Tuesday, December 16, 2008
Consumers Could Not Establish California Unfair Competition Claim Absent Injury, Causation
This posting was written by Jody Coultas, Editor of CCH State Unfair Trade Practices Law.
A group of consumers could not maintain a California Unfair Competition Law claim against a retailer for false advertising because they failed to allege an injury in fact and causation, a California appellate court ruled.
The retailer ran advertisements that prominently stated the price for a single unit of the products for sale, when those products could be purchased only in multi-unit sets. The consumers alleged this constituted false advertising in violation of the Unfair Competition Law (UCL).
While the initial case was pending, California voters passed Proposition 64, legislation that changed the standards for standing under the UCL. Proposition 64 required plaintiffs in UCL actions to present evidence of actual harm resulting from the unfair competition or deceptive acts.
California courts held that Proposition 64 applied to pending cases. Thus, the complaining consumer had to show that he suffered injury in fact and lost money or property as a result of the unfair competition. Since the original consumer plaintiff did not allege any injuries, the lower court allowed the addition of plaintiffs who alleged injuries and losses as a result of the advertising.
Injury Requirement
Although the additional consumer plaintiffs alleged injuries caused by the advertising, the appellate court found that they failed to present sufficient facts to support those allegations. Rather than identifying specific injuries and losses, the consumers merely stated that such injuries occurred.

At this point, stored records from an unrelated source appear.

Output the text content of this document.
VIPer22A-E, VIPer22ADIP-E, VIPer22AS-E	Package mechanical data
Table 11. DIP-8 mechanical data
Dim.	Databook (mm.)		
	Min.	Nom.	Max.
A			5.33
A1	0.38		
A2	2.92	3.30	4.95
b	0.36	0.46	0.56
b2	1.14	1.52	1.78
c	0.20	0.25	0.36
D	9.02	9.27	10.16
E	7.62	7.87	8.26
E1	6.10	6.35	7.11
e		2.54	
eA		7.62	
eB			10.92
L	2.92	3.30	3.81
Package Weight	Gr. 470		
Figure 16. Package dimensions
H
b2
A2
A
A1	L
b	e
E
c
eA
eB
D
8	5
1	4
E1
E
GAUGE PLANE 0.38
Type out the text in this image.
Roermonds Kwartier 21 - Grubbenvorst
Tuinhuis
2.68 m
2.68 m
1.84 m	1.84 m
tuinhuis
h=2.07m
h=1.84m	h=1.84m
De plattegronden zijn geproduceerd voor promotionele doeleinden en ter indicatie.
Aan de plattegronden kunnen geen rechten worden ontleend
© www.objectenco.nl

In order to have standing under the UCL, the consumers needed to identify the products they purchased or how the purchases injured them. The consumers failed to present evidence that the purchased products were defective, overpriced, or unwanted, according to the court.
The consumers also failed to state a cause of action because they did not allege a quantifiable injury that could be remedied by restitution. The UCL authorized the court to grant successful consumer plaintiffs restitution rather than damages. In this instance, the alleged injuries resulted from the inconvenience and cost of gasoline used in traveling to the retailer’s store. These allegations did not constitute a request for restitution. The court explained that restitution awards act to return money wrongfully taken from an injured party in order to restore the status quo.
Causation
In order to state a UCL claim, the consumers had to present evidence that the alleged injuries were caused by the retailer’s false advertising. While the consumers described the advertisements and the alleged injuries, they failed to allege that the advertisements actually caused the injuries.
The consumers did not show that they entered into a transaction for the advertised products because of the advertisements. They failed to allege that they relied on the advertisements in any way.
At the time of the purchases, the consumers knew the actual prices of the products and still went ahead with the transactions. Thus, the alleged false advertising did not injure the consumers in any way, according to the appellate court. Absent injury, the consumers did not state a claim against the retailer under the UCL.
The decision is Erickson v. Fry’s Electronics, Inc., filed November 25, California Court of Appeal, Fourth Appellate District. The opinion will appear at CCH State Unfair Trade Practices Law ¶31,715.